Unfall und Schadensregulierung – Sofort zum Anwalt.

10.04.2014467 Mal gelesen
Direkt nach einem Verkehrsunfall heißt es, Ruhe zu bewahren und keine Angaben zu machen, die Ihre Rechte im Nachhinein mindern könnten. Wichtig ist die professionelle Unfallregulierung durch einen Anwalt.

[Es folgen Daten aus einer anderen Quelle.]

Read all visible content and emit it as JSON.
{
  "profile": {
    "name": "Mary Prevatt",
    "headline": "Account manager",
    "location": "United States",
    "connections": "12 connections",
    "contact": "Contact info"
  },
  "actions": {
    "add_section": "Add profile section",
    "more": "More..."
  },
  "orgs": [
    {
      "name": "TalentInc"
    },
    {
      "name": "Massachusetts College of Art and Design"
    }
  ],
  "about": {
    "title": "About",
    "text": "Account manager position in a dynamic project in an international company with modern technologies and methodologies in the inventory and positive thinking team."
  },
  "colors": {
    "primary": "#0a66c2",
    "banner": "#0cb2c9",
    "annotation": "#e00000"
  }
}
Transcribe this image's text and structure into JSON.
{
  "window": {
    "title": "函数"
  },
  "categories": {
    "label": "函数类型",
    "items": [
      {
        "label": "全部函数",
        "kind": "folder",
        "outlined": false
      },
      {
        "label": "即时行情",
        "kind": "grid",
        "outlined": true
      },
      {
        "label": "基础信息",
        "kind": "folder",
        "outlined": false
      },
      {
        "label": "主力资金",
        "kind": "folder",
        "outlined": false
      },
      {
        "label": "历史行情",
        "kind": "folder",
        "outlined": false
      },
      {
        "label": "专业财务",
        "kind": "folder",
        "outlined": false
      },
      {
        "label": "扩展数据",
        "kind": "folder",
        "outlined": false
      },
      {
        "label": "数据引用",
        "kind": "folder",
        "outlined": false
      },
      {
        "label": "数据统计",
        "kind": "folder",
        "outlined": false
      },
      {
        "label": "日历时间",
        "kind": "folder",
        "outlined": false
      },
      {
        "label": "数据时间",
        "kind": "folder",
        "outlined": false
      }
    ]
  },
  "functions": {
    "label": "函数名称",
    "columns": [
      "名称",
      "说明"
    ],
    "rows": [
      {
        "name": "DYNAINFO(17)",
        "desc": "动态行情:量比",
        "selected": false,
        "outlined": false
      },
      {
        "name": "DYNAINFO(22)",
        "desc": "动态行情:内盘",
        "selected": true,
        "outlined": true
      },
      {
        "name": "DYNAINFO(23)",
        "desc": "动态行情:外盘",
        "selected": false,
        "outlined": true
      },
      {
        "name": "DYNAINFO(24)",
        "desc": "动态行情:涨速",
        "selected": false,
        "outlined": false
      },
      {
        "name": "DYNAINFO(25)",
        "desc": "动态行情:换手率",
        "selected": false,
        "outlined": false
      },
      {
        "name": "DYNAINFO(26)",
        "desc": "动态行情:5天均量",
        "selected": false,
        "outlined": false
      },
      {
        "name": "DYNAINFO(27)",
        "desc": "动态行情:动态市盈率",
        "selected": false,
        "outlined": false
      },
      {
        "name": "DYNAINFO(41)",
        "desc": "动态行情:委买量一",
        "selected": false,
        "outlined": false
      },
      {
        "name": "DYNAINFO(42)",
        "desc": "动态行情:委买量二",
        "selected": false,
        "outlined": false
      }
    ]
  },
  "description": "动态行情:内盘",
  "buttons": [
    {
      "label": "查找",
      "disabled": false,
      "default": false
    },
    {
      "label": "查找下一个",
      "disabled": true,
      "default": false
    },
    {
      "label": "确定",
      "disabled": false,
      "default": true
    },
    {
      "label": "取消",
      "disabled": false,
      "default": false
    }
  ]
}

Überlassen sie die gesamte Korrespondenz mit der gegnerischen Versicherung Ihrem Rechtsanwalt. Wenn Sie einen polizeilichen oder staatsanwaltlichen Anhörungsbogen erhalten, äußern Sie sich erst nach Rücksprache über Ihren Rechtsanwalt. Sie müssen nur Ihre Personalien angeben. Das gilt auch am Unfallort. Es reicht aus, seine Personalien anzugeben und zu erklären daß man am Unfall beteiligt war, die Art der Beteiligung müssen Sie nicht angeben.

Als Geschädigter empfiehlt es sich grundsätzlich, zunächst fiktiv abzurechnen. Dann fallen bereits alle Schadensposten (Unkostenpauschale, merkantiler Minderwert, Gutachterkosten, Rechtsanwaltskosten, sonstiger Schadensersatz) voll an, nur die Mehrwertsteuer für die Reparatur noch nicht.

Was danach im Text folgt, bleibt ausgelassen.